Thursday, May 25, 2006

Bad Taste

Tonight, Kerrie watched Wolf Creek while I wrote on my laptop. I didn't pay enough attention to follow the plot, but I can tell you it's a horrible movie — if for no other reason than the fact that for at least a half-hour, the only "dialogue" I heard consisted of a girl sobbing uncontrollably.

Horror movies have been the latest fad. In the '90s, it was horror satire; recently, filmmakers have gone back to trying to scare audiences. In most cases, directors interpret "scary" to mean either "startling" (sudden noises) or "shocking" (creative torture). Both are cheap and lazy, and the resulting films suck broken glass.
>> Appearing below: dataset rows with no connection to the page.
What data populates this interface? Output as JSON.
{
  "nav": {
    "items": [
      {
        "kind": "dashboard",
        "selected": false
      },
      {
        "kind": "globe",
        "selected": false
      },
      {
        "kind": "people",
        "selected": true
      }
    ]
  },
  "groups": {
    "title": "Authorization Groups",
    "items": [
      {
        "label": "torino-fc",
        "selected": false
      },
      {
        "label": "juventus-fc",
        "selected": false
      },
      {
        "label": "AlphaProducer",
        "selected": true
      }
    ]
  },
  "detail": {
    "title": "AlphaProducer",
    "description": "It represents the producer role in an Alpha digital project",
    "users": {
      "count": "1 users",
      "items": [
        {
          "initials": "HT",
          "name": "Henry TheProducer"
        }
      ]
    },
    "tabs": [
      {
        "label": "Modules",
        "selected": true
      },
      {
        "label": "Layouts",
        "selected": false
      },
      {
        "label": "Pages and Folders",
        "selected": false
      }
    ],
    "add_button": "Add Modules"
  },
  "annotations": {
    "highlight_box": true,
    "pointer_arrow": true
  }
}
I took a screenwriting class once where the teacher explained two approaches to drama: suspense, where the audience knows what the characters don't; and surprise, where the characters know what the audience doesn't. The trick of writing horror films is to walk between those raindrops.

I watched Saw. The killer had no discernible motivation, and the plot consisted of conceiving imaginative ways to commit murder. It's exactly the sort of film that I would have made when I was eleven. I guarantee, any script chosen at random from last year's Nicholl Fellowship quarterfinalists would be an improvement. This was like that.

I can't imagine the Wolf Creek script was longer than 36 pages. "Girl sobs. Gunshot. More sobbing. Cut to killer." That's not a story. It's a fetish — next to which, The Shaggy Dog looks like Hitchcock.